The teachers are excited yet also concerned about incorporating some of
the mathematics they studied into their own high school curriculum. Many
teachers were concerned about the computer availability in their schools,
as well as computer illiteracy among teachers and students. It was
suggested by some that a "pre-done" computer disk would be very helpful.
One teacher mentioned that there was too much preliminary work that is
necessary to be able to plop it right into the curriculum, however, there
are also many patterns in functions, for example, from some of these
preliminaries that students could experience.

In order to develop appropriate mathematical activities for high school
students, several teams of teachers continued working at the Center for a
few weeks following the workshop. These teachers developed ten sets of
activities: Ordering and the Farey Tree, Modular Arithmetic, Basic
Iteration, Angle Doubling Basics, Geometric Iteration, Fractal
Complexity, Graphical Iteration, Geometric Transformations in the Complex
Plane, Angle Doubling and Binary Functions, Angle Doubling and Chaos.
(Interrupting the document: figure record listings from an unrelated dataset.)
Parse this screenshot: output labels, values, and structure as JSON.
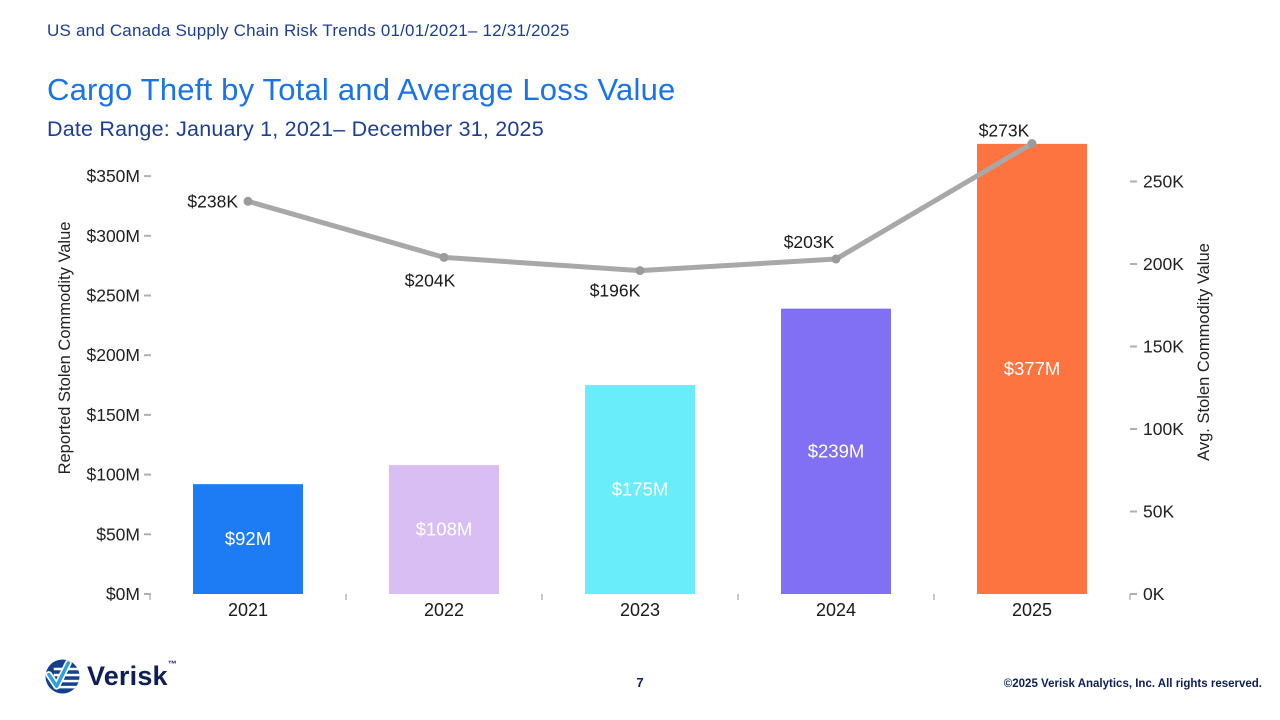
{
  "page": {
    "report_line": "US and Canada Supply Chain Risk Trends 01/01/2021– 12/31/2025",
    "title": "Cargo Theft by Total and Average Loss Value",
    "subtitle": "Date Range: January 1, 2021– December 31, 2025",
    "page_number": "7",
    "copyright": "©2025 Verisk Analytics, Inc. All rights reserved.",
    "logo_text": "Verisk",
    "logo_tm": "™"
  },
  "colors": {
    "report_line": "#1c3e94",
    "title": "#1a73e8",
    "subtitle": "#1c3e94",
    "footer_text": "#0e1f56",
    "logo_navy": "#15418c",
    "logo_check": "#2f9fe0",
    "axis_text": "#212121",
    "tick_mark": "#b0b0b0",
    "line": "#a8a8a8",
    "point": "#9b9b9b",
    "bar_label": "#ffffff",
    "bars": [
      "#1d7cf4",
      "#d9bef4",
      "#69edfa",
      "#8170f4",
      "#fd7440"
    ]
  },
  "chart_data": {
    "type": "bar",
    "categories": [
      "2021",
      "2022",
      "2023",
      "2024",
      "2025"
    ],
    "series": [
      {
        "name": "Reported Stolen Commodity Value",
        "type": "bar",
        "axis": "left",
        "unit": "millions USD",
        "values": [
          92,
          108,
          175,
          239,
          377
        ],
        "labels": [
          "$92M",
          "$108M",
          "$175M",
          "$239M",
          "$377M"
        ]
      },
      {
        "name": "Avg. Stolen Commodity Value",
        "type": "line",
        "axis": "right",
        "unit": "thousands USD",
        "values": [
          238,
          204,
          196,
          203,
          273
        ],
        "labels": [
          "$238K",
          "$204K",
          "$196K",
          "$203K",
          "$273K"
        ]
      }
    ],
    "left_axis": {
      "title": "Reported Stolen Commodity Value",
      "ticks": [
        "$0M",
        "$50M",
        "$100M",
        "$150M",
        "$200M",
        "$250M",
        "$300M",
        "$350M"
      ],
      "min": 0,
      "max": 350,
      "step": 50
    },
    "right_axis": {
      "title": "Avg. Stolen Commodity Value",
      "ticks": [
        "0K",
        "50K",
        "100K",
        "150K",
        "200K",
        "250K"
      ],
      "min": 0,
      "max": 250,
      "step": 50
    },
    "grid": false,
    "legend": "none"
  }
}
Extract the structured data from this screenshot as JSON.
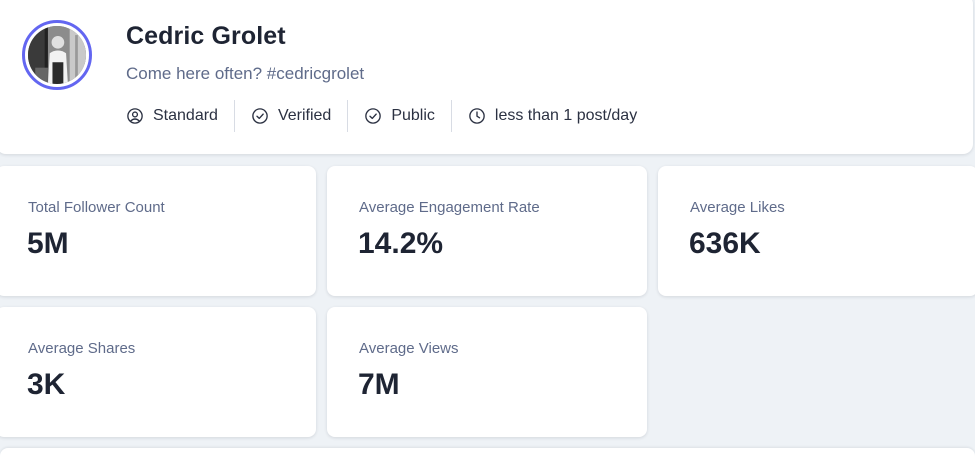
{
  "profile": {
    "name": "Cedric Grolet",
    "bio": "Come here often? #cedricgrolet",
    "avatar_icon": "profile-photo",
    "accent_color": "#6366f1",
    "meta": [
      {
        "label": "Standard",
        "icon": "user-circle-icon"
      },
      {
        "label": "Verified",
        "icon": "check-circle-icon"
      },
      {
        "label": "Public",
        "icon": "check-circle-icon"
      },
      {
        "label": "less than 1 post/day",
        "icon": "clock-icon"
      }
    ]
  },
  "stats": [
    {
      "label": "Total Follower Count",
      "value": "5M"
    },
    {
      "label": "Average Engagement Rate",
      "value": "14.2%"
    },
    {
      "label": "Average Likes",
      "value": "636K"
    },
    {
      "label": "Average Shares",
      "value": "3K"
    },
    {
      "label": "Average Views",
      "value": "7M"
    }
  ]
}
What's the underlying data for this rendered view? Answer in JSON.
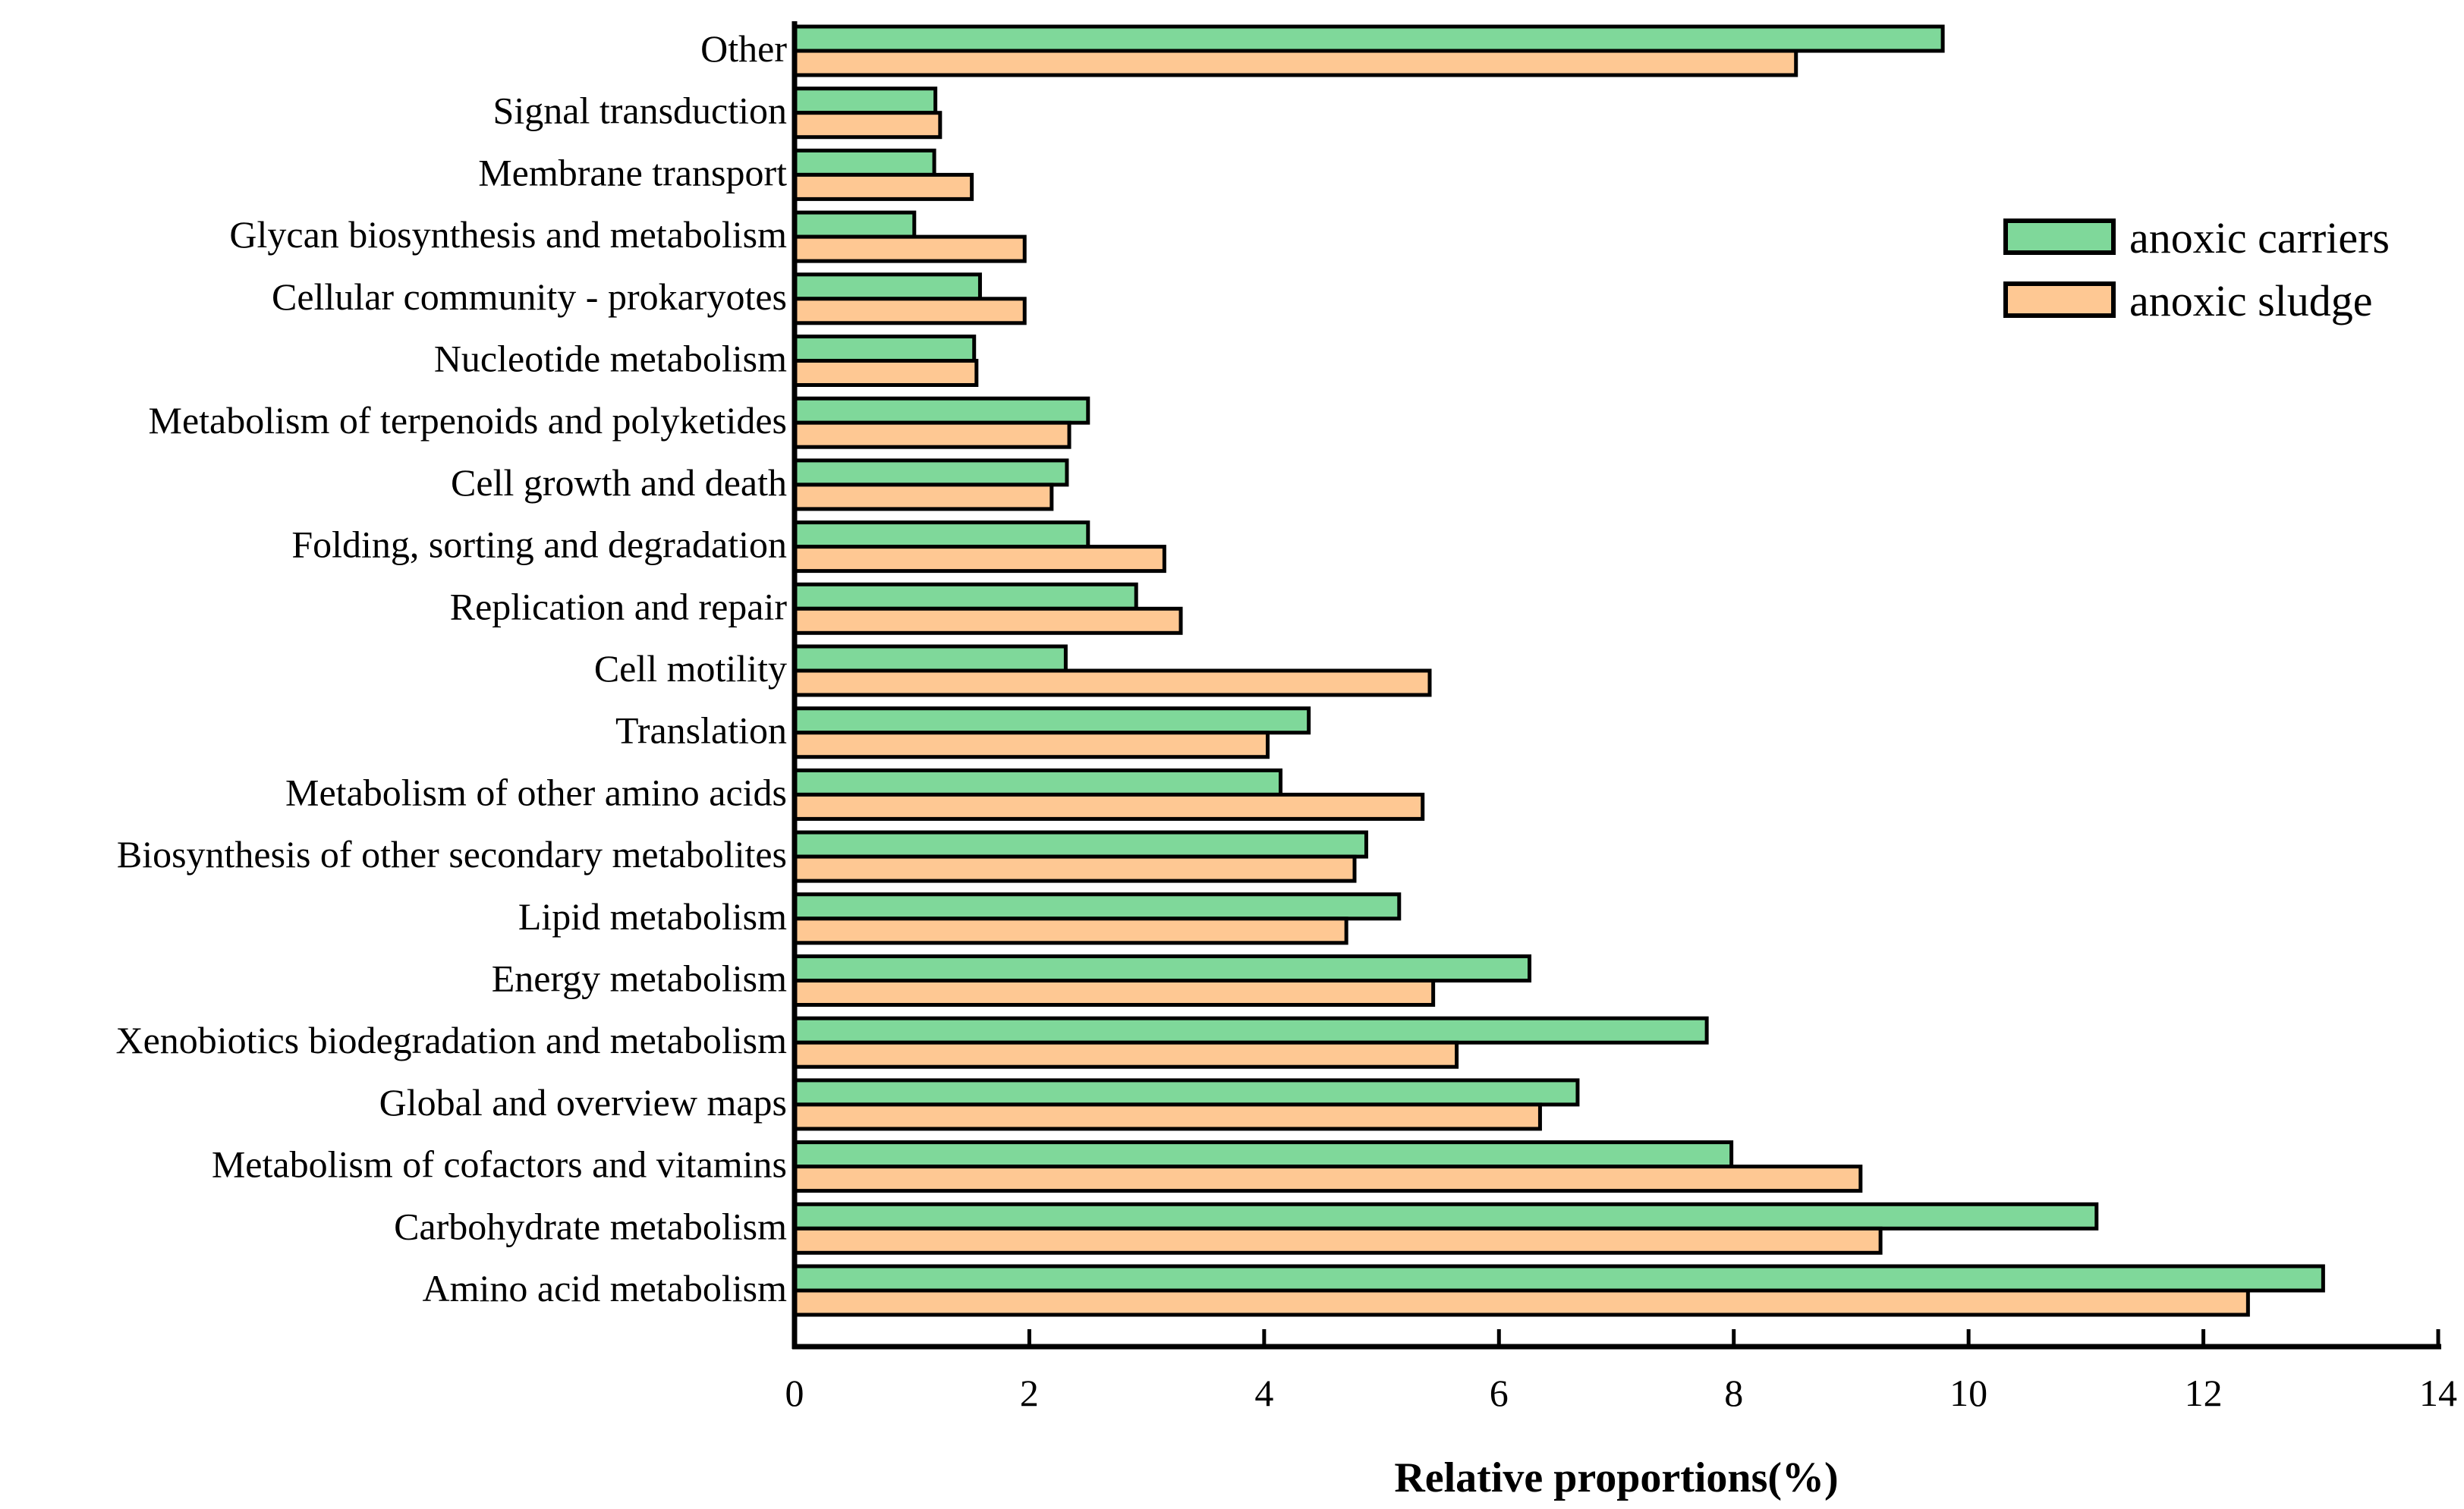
{
  "chart_data": {
    "type": "bar",
    "orientation": "horizontal",
    "title": "",
    "xlabel": "Relative proportions(%)",
    "ylabel": "",
    "xlim": [
      0,
      14
    ],
    "xticks": [
      0,
      2,
      4,
      6,
      8,
      10,
      12,
      14
    ],
    "grid": false,
    "legend_position": "top-right",
    "categories": [
      "Other",
      "Signal transduction",
      "Membrane transport",
      "Glycan biosynthesis and metabolism",
      "Cellular community - prokaryotes",
      "Nucleotide metabolism",
      "Metabolism of terpenoids and polyketides",
      "Cell growth and death",
      "Folding, sorting and degradation",
      "Replication and repair",
      "Cell motility",
      "Translation",
      "Metabolism of other amino acids",
      "Biosynthesis of other secondary metabolites",
      "Lipid metabolism",
      "Energy metabolism",
      "Xenobiotics biodegradation and metabolism",
      "Global and overview maps",
      "Metabolism of cofactors and vitamins",
      "Carbohydrate metabolism",
      "Amino acid metabolism"
    ],
    "series": [
      {
        "name": "anoxic carriers",
        "color": "#7fd89a",
        "values": [
          9.78,
          1.2,
          1.19,
          1.02,
          1.58,
          1.53,
          2.5,
          2.32,
          2.5,
          2.91,
          2.31,
          4.38,
          4.14,
          4.87,
          5.15,
          6.26,
          7.77,
          6.67,
          7.98,
          11.09,
          13.02
        ]
      },
      {
        "name": "anoxic sludge",
        "color": "#fec893",
        "values": [
          8.53,
          1.24,
          1.51,
          1.96,
          1.96,
          1.55,
          2.34,
          2.19,
          3.15,
          3.29,
          5.41,
          4.03,
          5.35,
          4.77,
          4.7,
          5.44,
          5.64,
          6.35,
          9.08,
          9.25,
          12.38
        ]
      }
    ]
  }
}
The
activities are designed to supplement a variety of mathematics courses
such as Pre-Algebra, Algebra, Geometry, and Calculus.

V. Conclusion

The workshop on "Chaos and Fractals" may have been a little chaotic, but
it was very successful. The teachers accomplished a vast amount in only a
few weeks. Jurichko summed up her experience in three words, "Amazement,
confusion, insight!"

What will the workshop be next summer? Geometry and Art!